Has anyone heard of the Baccalaureate program in our high schools? It’s a U. N. developed program that (in part) has U. S. students studying history (also) in part from a world view outside the U. S.
Any guesses on whether it’s a positive view of the U. S. as seen through other nations citizen’s eyes?
Part of learning history, is to learn why your own nation did things. You develop a sense of self, how our nation operates, why, and how that impacts the world positively from our point of view.
This process helps to build nationalistic understanding, national pride, nationalistic loyalty.
It’s part of the global plan to show the U. S. in a negative light even to it’s own citizens, so they won’t be as likely to object to globalism.
I think it’s very insidious.
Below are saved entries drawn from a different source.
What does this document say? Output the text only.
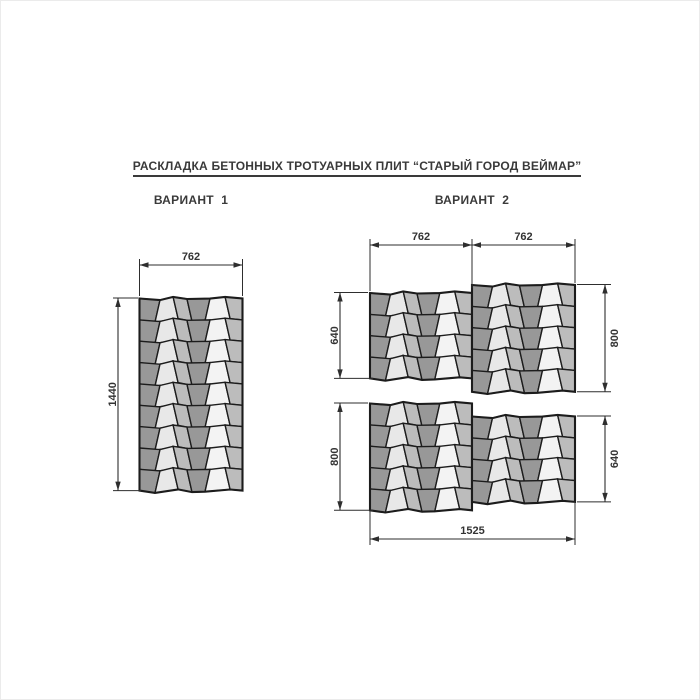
РАСКЛАДКА БЕТОННЫХ ТРОТУАРНЫХ ПЛИТ “СТАРЫЙ ГОРОД ВЕЙМАР”

ВАРИАНТ  1	ВАРИАНТ  2
762
1440
762	762
640
800
800
640
1525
We shouldn’t allow it.
The trend is global if the powers that be prevail.
One big mass of workers bees turning out products&profits for multinational conglomerates run by Ivy League egalitarians who could care less about means,, only the ends.. And sure as anything the US will get the butt end. ;-)
UNIVERSITY APPROVES HISTORY CLASS THAT DOESNT MENTION BOTH WORLD WARS
Anthropology class can meet U.S. history grad requirement, prompting debate and concern
Sacramento State University will now allow an anthropology course to fulfill the schools general education history requirement, a decision that has prompted fierce debate, with history scholars noting it effectively allows students to take a history class that doesnt even mention either World War, among other important topics.
As it stands, the anthropology class will reportedly focus on the intersection of race, class, gender, ethnicity and sexuality; the political economy of institutions and ideas, such as racism, classism, sexual stereotyping, family, religion, state, color blindness, multiculturalism, etc.; and, discourses of cultural diversity in the U.S.